In Sweden, a recent survey shows even more remarkable involvement: six per cent of the Swedish population aged between seven and 84 sing in choirs. That’s more than half a million people. There’s an association for church choirs and another for secular ones. On the latter’s website, I followed the instructions to find choirs in a particular region; by selecting the country’s southernmost regions, I found dozens of choirs: men’s choirs, women’s choirs, mixed choirs, gospel choirs, barbershop ensembles, youth choirs, student choirs – some of them requiring excellent sight-reading, others requiring no skills at all. In the 1990s, when it became clear that many more people wanted to sing in choirs, but deemed it impossible because they thought they couldn’t sing, enterprising Swedish musicians began launching ‘Can’t Sing Choirs’.
In truth, singing in choirs is often more about spending time pursuing a collective, communal and non-competitive activity. While concerts are enjoyable, for many people they’re not the main reason to sing. The main reason is simply that singing is enjoyable, has physical and cognitive benefits, and provides a way of meeting other people. I have seen the benefits first-hand: many of my friends are people I met while singing. As a student in Germany, I sang in two choirs at the same time. At one point, I introduced a friend from one of the choirs to a friend from the other. They fell in love and subsequently married – and when they had their first child, they asked me to be her godmother.

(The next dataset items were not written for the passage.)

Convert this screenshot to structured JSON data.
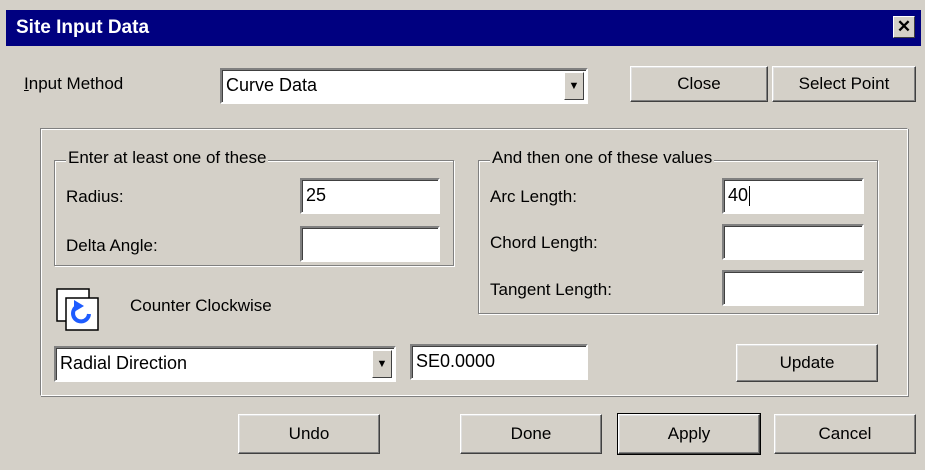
{
  "window": {
    "title": "Site Input Data",
    "close_glyph": "✕"
  },
  "top": {
    "input_method_label": "Input Method",
    "input_method_value": "Curve Data",
    "close_label": "Close",
    "select_point_label": "Select Point"
  },
  "group_left": {
    "legend": "Enter at least one of these",
    "radius_label": "Radius:",
    "radius_value": "25",
    "delta_label": "Delta Angle:",
    "delta_value": ""
  },
  "group_right": {
    "legend": "And then one of these values",
    "arc_label": "Arc Length:",
    "arc_value": "40",
    "chord_label": "Chord Length:",
    "chord_value": "",
    "tangent_label": "Tangent Length:",
    "tangent_value": ""
  },
  "direction": {
    "icon": "counter-clockwise-icon",
    "label": "Counter Clockwise",
    "radial_value": "Radial Direction",
    "bearing_value": "SE0.0000",
    "update_label": "Update"
  },
  "bottom": {
    "undo_label": "Undo",
    "done_label": "Done",
    "apply_label": "Apply",
    "cancel_label": "Cancel"
  },
  "colors": {
    "titlebar": "#000080",
    "face": "#d4d0c8",
    "icon_blue": "#1e5cff"
  }
}
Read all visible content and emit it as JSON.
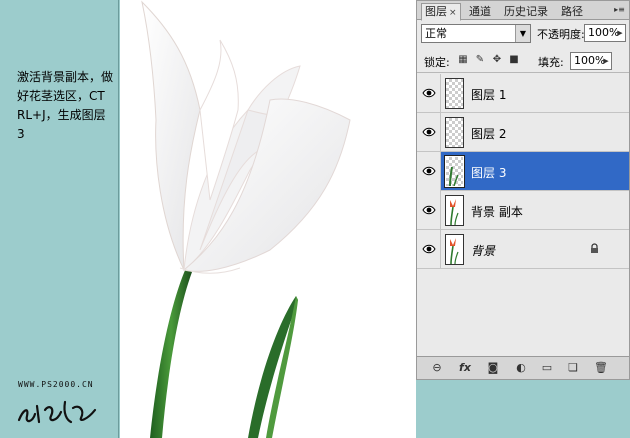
{
  "instruction_text": "激活背景副本，做好花茎选区，CTRL+J，生成图层3",
  "watermark": "WWW.PS2000.CN",
  "tabs": [
    {
      "label": "图层",
      "active": true
    },
    {
      "label": "通道",
      "active": false
    },
    {
      "label": "历史记录",
      "active": false
    },
    {
      "label": "路径",
      "active": false
    }
  ],
  "tab_close": "×",
  "panel_menu_icon": "menu-arrow-icon",
  "blend_mode": "正常",
  "opacity_label": "不透明度:",
  "opacity_value": "100%",
  "lock_label": "锁定:",
  "fill_label": "填充:",
  "fill_value": "100%",
  "layers": [
    {
      "name": "图层 1",
      "thumb": "transparent",
      "selected": false,
      "italic": false,
      "locked": false
    },
    {
      "name": "图层 2",
      "thumb": "transparent",
      "selected": false,
      "italic": false,
      "locked": false
    },
    {
      "name": "图层 3",
      "thumb": "stem",
      "selected": true,
      "italic": false,
      "locked": false
    },
    {
      "name": "背景 副本",
      "thumb": "photo",
      "selected": false,
      "italic": false,
      "locked": false
    },
    {
      "name": "背景",
      "thumb": "photo",
      "selected": false,
      "italic": true,
      "locked": true
    }
  ],
  "colors": {
    "background": "#9ccccc",
    "panel": "#eaeaea",
    "selection": "#3169c6",
    "stem": "#2e7a2e"
  }
}
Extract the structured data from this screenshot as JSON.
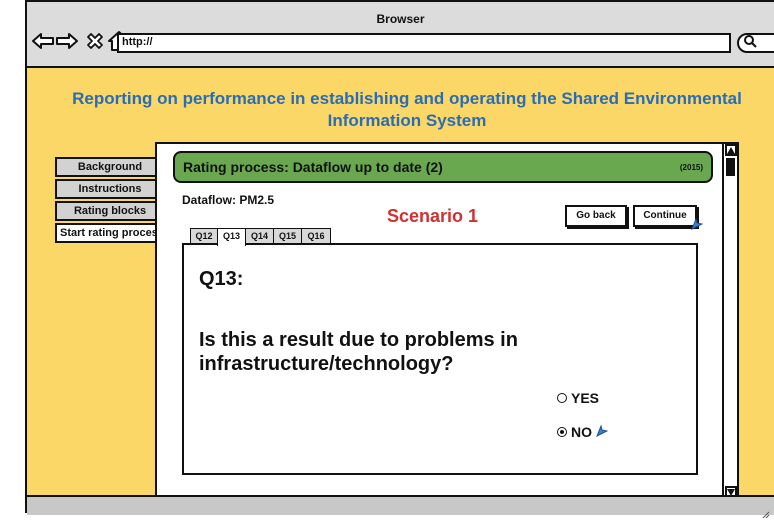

Our societies are not just plagued by increasing loneliness: they’re plagued by increasing polarisation, too. In choirs, like bowling leagues, politics plays no role. Western countries are, in fact, extraordinarily fortunate that, just when they need community organisations for people of all ages, all abilities, anywhere in a given country, such organisations do exist. If musicians in a few more countries followed Sweden’s example and launched their own Can’t Sing Choirs, we’d have the perfect answer to loneliness and polarisation – with some truly exciting music, too.